Deep Dive Into Concept of Kafka Consumer — Part III
This is the 3rd Part of our article on Kafka.
If you didn’t read the second article then I recommended to read the 2nd one before reading this — Part II
Consumer
Consumer is used to read messages from topic with the help of ConsumerRecord.
Consumer Groups
Consumer groups contain multiple consumers which are subscribed to a single topic. let say our application producing message rate is greater the single consumer consumption rate then in this case if we continue with single consumer then it will pile-up message in kafka for that topic and your application fall farther and farther behind, unable to keep up with the rate of incoming messages. In that case we need to scale topic consumption and we need to allow multiple consumers to read from the same topic, splitting the data between them.
** Single partition messages can only be consumed by a single consumer at a point of time**
A consumer can consume messages from different partition in a topic but a partition message can’t consume by multiple consumers.
The main way we scale data consumption from a Kafka topic is by adding more consumers to a consumer group. If we add more consumers than no. of partition in a single group subscribe to a topic. some of the consumers will be idle
There is no point in adding more consumers than you have partitions in a topic. some of the consumers will just be idle.
When we add a new consumer in group, it start consuming messages from partition that is previously consume by other consumer. The same thing happens when a consumer shuts down or crashes; it leaves the group, and the partitions it used to consume will be consumed by one of the remaining consumers.
Rebalancing: Partition ownership movement when a new consumer add in group or leave. (Consumer can’t consume messages during rebalancing, that’s why rebalancing is a short time).
Group Coordinator(broker): Every consumer sending heartbeat to Group Coordinator
(GC). as long as consumer send heartbeat to GC, it assumed to be alive and can process messages from the partition. when consumer stop send heart beat to GC. GC thinks consumer dead and trigger rebalance.
Commits and Offsets: Offsets
are the numbers which is assigned to every message in a partition. Commits
is no of messages that are consumed by consumers till now from a partition in a topic.

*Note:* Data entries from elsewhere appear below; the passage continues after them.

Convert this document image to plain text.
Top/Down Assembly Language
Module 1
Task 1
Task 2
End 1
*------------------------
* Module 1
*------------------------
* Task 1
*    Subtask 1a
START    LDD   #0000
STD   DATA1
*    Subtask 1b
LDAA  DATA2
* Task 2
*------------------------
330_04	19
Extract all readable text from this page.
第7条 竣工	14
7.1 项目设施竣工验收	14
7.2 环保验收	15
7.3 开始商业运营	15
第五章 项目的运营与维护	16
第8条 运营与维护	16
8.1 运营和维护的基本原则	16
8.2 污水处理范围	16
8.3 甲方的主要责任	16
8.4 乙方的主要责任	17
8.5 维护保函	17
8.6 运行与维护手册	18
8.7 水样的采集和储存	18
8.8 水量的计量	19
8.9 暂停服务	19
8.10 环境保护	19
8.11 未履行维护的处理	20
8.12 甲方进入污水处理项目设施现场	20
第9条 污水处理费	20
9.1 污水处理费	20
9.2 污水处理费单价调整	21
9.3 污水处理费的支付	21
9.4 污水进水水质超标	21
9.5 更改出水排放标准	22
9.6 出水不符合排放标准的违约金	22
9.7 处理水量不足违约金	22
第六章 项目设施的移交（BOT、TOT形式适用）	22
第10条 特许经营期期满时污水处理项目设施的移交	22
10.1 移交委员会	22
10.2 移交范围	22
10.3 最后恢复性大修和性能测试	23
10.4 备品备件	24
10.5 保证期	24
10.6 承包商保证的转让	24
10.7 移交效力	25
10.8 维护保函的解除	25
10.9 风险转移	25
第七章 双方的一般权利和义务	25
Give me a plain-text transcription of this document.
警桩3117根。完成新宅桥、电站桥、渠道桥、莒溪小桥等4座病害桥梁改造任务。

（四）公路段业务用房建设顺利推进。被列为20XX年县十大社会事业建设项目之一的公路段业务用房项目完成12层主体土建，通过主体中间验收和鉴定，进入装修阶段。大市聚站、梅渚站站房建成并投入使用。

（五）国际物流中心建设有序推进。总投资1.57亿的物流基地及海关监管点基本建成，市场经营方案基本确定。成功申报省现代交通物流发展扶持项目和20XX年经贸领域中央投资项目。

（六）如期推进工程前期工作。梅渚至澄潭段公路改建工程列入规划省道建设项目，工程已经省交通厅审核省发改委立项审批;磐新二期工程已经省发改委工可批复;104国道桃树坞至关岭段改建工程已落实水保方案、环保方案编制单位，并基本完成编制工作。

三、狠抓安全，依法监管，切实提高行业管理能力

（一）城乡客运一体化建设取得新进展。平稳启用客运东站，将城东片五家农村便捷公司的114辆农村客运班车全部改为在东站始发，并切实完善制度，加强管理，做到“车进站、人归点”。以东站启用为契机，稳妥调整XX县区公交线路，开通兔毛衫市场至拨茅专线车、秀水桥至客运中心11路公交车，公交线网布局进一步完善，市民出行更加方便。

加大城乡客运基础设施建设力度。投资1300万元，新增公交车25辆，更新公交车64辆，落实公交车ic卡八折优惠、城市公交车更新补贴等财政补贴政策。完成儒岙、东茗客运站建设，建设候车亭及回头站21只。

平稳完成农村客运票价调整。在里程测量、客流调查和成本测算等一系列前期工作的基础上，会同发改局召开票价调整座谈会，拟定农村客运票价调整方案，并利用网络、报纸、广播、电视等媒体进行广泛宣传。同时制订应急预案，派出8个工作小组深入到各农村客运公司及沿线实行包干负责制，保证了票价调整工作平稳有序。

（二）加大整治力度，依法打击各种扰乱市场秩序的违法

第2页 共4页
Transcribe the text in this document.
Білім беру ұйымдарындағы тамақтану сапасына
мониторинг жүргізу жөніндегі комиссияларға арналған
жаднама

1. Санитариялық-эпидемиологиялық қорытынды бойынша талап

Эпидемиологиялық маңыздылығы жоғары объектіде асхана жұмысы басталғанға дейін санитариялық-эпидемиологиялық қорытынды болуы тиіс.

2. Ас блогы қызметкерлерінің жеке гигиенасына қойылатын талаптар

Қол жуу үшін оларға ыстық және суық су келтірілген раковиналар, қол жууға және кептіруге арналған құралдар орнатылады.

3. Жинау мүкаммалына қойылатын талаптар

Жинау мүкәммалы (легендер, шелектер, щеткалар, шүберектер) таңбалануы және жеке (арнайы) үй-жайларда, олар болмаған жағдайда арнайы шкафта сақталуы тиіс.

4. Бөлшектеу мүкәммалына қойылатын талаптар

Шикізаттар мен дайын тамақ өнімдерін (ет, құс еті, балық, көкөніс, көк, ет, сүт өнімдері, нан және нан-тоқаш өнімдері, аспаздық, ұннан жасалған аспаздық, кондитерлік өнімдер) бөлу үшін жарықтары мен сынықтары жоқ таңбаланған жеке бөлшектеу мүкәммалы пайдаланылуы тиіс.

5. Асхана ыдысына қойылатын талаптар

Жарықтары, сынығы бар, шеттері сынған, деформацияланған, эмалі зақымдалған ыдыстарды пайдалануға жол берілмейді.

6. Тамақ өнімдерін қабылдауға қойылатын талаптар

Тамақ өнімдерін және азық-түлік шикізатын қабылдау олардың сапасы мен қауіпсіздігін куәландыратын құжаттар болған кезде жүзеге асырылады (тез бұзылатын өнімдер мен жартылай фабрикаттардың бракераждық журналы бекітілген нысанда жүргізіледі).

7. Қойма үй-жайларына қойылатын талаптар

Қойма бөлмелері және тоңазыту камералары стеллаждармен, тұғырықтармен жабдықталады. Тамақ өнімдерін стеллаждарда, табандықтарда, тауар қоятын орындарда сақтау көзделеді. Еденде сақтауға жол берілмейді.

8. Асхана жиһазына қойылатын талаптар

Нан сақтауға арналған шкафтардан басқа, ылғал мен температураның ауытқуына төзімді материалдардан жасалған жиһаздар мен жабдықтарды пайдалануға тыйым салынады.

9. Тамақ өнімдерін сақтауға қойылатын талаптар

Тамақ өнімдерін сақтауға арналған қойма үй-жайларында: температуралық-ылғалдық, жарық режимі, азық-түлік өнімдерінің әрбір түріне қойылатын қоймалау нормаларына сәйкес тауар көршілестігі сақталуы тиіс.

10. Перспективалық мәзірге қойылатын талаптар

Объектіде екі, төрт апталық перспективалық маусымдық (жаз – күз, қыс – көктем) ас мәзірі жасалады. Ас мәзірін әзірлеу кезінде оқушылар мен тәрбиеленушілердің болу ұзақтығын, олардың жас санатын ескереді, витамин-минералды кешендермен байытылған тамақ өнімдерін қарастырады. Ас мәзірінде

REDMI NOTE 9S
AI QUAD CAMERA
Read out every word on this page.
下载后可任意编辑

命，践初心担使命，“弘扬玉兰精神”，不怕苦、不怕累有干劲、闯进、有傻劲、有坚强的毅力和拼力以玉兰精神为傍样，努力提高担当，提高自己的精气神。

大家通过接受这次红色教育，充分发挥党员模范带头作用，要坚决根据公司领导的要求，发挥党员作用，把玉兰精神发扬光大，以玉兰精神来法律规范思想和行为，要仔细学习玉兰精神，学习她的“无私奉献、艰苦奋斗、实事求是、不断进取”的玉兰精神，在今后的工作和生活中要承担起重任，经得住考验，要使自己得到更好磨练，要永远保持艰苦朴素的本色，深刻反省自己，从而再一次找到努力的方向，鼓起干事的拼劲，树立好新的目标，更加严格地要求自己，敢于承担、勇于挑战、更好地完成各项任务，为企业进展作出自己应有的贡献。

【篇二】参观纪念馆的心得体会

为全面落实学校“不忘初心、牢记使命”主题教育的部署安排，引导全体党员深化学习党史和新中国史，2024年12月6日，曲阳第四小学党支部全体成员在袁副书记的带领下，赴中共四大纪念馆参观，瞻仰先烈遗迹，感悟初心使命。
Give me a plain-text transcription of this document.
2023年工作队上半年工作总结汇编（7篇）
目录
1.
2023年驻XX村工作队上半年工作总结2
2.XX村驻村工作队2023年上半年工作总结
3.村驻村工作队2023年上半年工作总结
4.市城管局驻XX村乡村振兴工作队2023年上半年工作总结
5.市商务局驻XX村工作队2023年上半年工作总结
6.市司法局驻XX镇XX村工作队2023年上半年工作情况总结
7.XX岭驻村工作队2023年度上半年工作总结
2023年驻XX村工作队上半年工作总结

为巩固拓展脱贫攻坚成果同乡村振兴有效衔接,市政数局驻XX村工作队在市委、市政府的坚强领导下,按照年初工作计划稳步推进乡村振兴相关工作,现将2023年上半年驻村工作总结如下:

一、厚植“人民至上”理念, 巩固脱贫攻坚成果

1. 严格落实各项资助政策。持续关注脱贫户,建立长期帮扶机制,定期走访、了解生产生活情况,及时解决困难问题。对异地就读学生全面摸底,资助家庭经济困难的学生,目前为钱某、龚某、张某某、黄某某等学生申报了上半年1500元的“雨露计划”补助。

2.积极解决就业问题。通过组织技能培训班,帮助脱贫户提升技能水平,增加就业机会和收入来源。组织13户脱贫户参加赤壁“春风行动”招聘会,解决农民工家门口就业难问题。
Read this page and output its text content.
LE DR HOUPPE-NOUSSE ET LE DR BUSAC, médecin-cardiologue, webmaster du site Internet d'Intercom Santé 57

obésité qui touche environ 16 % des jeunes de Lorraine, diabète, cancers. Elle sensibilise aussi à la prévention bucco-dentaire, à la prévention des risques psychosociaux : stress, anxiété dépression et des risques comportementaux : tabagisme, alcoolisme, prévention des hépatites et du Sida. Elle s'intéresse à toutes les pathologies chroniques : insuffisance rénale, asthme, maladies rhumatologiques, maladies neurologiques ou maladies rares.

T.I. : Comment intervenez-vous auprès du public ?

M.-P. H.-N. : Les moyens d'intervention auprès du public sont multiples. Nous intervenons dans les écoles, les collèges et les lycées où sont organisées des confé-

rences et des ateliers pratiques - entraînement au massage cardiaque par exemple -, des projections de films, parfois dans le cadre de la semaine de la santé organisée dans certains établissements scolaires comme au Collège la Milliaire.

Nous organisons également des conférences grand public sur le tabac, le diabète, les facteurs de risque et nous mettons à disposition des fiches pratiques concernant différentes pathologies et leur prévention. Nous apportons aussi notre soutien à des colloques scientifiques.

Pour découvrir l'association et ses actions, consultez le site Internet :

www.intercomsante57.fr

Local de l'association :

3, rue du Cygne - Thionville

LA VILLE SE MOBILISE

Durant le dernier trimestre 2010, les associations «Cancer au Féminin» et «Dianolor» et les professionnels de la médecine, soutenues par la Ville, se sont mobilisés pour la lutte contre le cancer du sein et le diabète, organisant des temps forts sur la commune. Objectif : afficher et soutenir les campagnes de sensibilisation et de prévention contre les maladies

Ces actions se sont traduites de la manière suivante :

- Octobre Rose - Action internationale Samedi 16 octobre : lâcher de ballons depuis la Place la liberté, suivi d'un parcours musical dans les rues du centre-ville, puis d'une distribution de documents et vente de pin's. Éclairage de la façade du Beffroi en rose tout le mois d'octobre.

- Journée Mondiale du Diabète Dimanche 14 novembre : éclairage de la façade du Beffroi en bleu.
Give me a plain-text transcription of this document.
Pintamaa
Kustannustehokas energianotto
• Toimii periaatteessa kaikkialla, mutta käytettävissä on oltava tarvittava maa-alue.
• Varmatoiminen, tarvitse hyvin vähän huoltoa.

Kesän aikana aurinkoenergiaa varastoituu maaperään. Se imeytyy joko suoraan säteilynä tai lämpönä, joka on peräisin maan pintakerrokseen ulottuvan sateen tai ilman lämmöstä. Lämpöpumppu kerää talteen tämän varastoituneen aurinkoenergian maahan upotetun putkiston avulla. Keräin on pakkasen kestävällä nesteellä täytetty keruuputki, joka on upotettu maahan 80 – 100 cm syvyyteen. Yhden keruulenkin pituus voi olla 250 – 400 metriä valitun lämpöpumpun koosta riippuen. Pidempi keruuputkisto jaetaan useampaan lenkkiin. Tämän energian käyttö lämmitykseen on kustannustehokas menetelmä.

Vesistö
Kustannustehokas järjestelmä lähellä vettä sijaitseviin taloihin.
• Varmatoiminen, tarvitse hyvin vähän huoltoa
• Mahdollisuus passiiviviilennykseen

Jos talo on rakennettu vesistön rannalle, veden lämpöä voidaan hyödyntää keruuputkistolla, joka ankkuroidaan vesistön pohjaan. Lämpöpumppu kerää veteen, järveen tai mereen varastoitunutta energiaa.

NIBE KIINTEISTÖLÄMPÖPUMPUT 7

We poll some messages from the topic and process them. After that again when we ask for next batch of messages then commits
come in handy. This commit related details regarding a partition kafka store in __consumer_offsets
topic. so by any chance one consumer goes down and other consumer start consuming messages from that partition. it will get commit from __consumer_offsets
topic and start consuming messages after the last commit.
Thanks for reading.